Asia remains one of the most attractive regions in the world for international business. As its population and their buying power grow together, political, cultural and economic forces align to perpetually reveal new opportunities.
Despite the Chinese Economy’s recent slowdown, Asia as a whole still holds tremendous market potential. This is mainly because the economic fundamentals of the region remain solid: GDP per capital increases have been stronger in Asia than in other parts of the world, which means that purchasing power in Asia is still on the rise. Plus, the surrounding social, cultural, political, and legal context in Asia has improved substantially.
In the case of China, it would be more accurate to say that its economy is now settling into something we might call the ‘New Normal’: while the days of double-digit growth might be over, they will surely expect 6-7% growth for the foreseeable future.
Relatively strong growth rates of around 4.7% are also expected for the six most advanced ASEAN economies – Indonesia, Thailand, Malaysia, Philippines, Singapore and Vietnam – while newer members like Myanmar or Laos will likely reach even higher rates closer to 7-8%. Other, more established Asian economies – namely those of South Korea, Japan and Taiwan – will see growth rates closer to what we’re seeing in the rest of the developed world: in 2015, that’s around 1%-3%. All in all, Asia is still one of the most attractive regions in the world for international business. The population and their buying power are growing together at unprecedented rates, and Western businesses are rushing over in droves to profit from the opportunity.
However, tapping into the Asia’s enormous market potential is not as “easy” as it used to be. A decade or two ago, local products and services would have had a tough time competing with Western equivalents. Today, this is no longer the case. Product scandals like the one in which Volkswagen currently finds itself will have a profound and long lasting impact on the perceived superiority of Western products. Western brands are once again in a position of having to prove the quality of their products in the mind of the Asian consumer who now has at his or her disposal a vast array of local alternatives.
Even from a socio-cultural perspective, many predict that it will not be long before a home-grown brand conquers the world. The K-pop star Psy and his “Gagnam Style” proved that consumers in the West can embrace a song and learn the lyrics without even knowing what they mean.
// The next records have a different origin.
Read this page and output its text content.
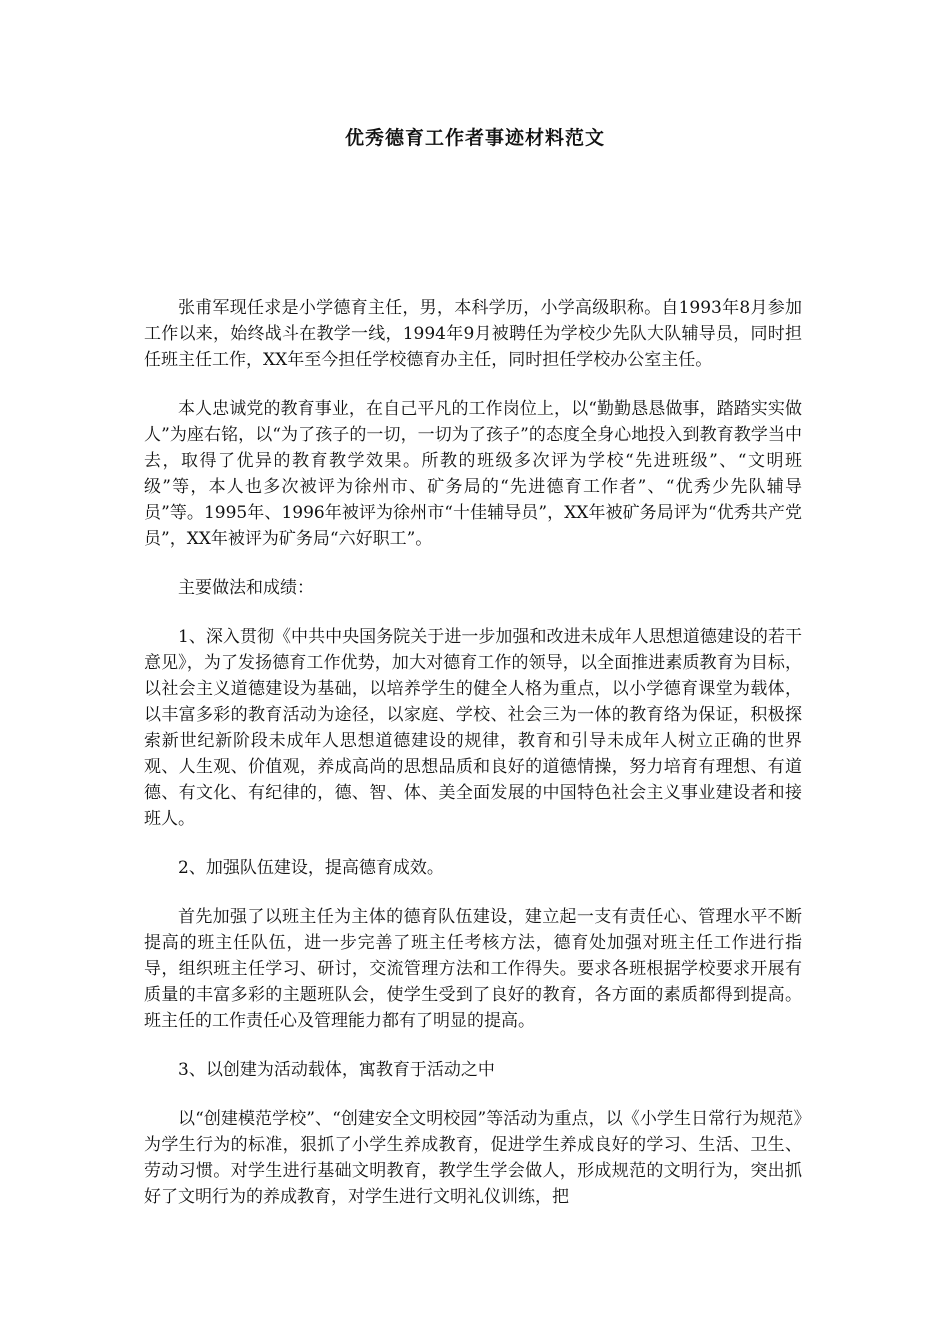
优秀德育工作者事迹材料范文

张甫军现任求是小学德育主任，男，本科学历，小学高级职称。自1993年8月参加工作以来，始终战斗在教学一线，1994年9月被聘任为学校少先队大队辅导员，同时担任班主任工作，XX年至今担任学校德育办主任，同时担任学校办公室主任。

本人忠诚党的教育事业，在自己平凡的工作岗位上，以“勤勤恳恳做事，踏踏实实做人”为座右铭，以“为了孩子的一切，一切为了孩子”的态度全身心地投入到教育教学当中去，取得了优异的教育教学效果。所教的班级多次评为学校“先进班级”、“文明班级”等，本人也多次被评为徐州市、矿务局的“先进德育工作者”、“优秀少先队辅导员”等。1995年、1996年被评为徐州市“十佳辅导员”，XX年被矿务局评为“优秀共产党员”，XX年被评为矿务局“六好职工”。

主要做法和成绩：

1、深入贯彻《中共中央国务院关于进一步加强和改进未成年人思想道德建设的若干意见》，为了发扬德育工作优势，加大对德育工作的领导，以全面推进素质教育为目标，以社会主义道德建设为基础，以培养学生的健全人格为重点，以小学德育课堂为载体，以丰富多彩的教育活动为途径，以家庭、学校、社会三为一体的教育络为保证，积极探索新世纪新阶段未成年人思想道德建设的规律，教育和引导未成年人树立正确的世界观、人生观、价值观，养成高尚的思想品质和良好的道德情操，努力培育有理想、有道德、有文化、有纪律的，德、智、体、美全面发展的中国特色社会主义事业建设者和接班人。

2、加强队伍建设，提高德育成效。

首先加强了以班主任为主体的德育队伍建设，建立起一支有责任心、管理水平不断提高的班主任队伍，进一步完善了班主任考核方法，德育处加强对班主任工作进行指导，组织班主任学习、研讨，交流管理方法和工作得失。要求各班根据学校要求开展有质量的丰富多彩的主题班队会，使学生受到了良好的教育，各方面的素质都得到提高。班主任的工作责任心及管理能力都有了明显的提高。

3、以创建为活动载体，寓教育于活动之中

以“创建模范学校”、“创建安全文明校园”等活动为重点，以《小学生日常行为规范》为学生行为的标准，狠抓了小学生养成教育，促进学生养成良好的学习、生活、卫生、劳动习惯。对学生进行基础文明教育，教学生学会做人，形成规范的文明行为，突出抓好了文明行为的养成教育，对学生进行文明礼仪训练，把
So it’s safe to say that K-pop, J-pop and Mando-pop, together with Bollywood, which already have hundreds of millions of followers in all parts of Asia, will eventually make their way to the West.
The entertainment, sports, arts, and fashion industries foster trends that link many Asian consumers, even if there is no economic union between their countries. In other words, some kind of consumer-based common market has already begun to emerge. This too will make it increasingly difficult for Western companies to conquer the Asian market. But as they say in Asia, with great risk comes great opportunity!
The globalized, digital economy brings brands and consumers together from around the world. Social media lets them share their thoughts on products or services. The web lets brands launch new products globally, and give consumers from multiple countries access in real time. This new reality represents a huge opportunity.
The risk, however, is that Western companies will fail to recognize that Asia gives as much as it receives in terms of innovation and entrepreneurship. Asian firms are producing innovative, high-quality products, not only for their own local markets, but that will be able to compete with Western products, abroad and at home.
Asia is currently in a unique, political situation that is favorable to business and market openness. Several strong, business-friendly leaders have emerged in recent years – President Xi in China, President Jokowi in Indonesia and Prime Minister Modi in India – relatively young leaders who’ll be around for a long while. They believe in the economic transformation of their countries and feel that foreign firms have their role to play in that transformation.
Political stability in Asia is a rare commodity, so companies appreciate very much that they can take bigger risks over a longer period. Of course, the situation in Japan, South Korea and Taiwan is rather chaotic, but this is nothing new, so companies know how to navigate in these waters. And even if the situation in the South China Sea were to get particularly heated, it shouldn’t have much impact on the political climate.
Countries like Vietnam and Laos, which used to shun from market economy, now welcome market economy principles. This is a process which began 20 years ago in China, in Vietnam 10 years ago. And in the coming years, Myanmar – a country closed to the outside world for decades – may follow suit.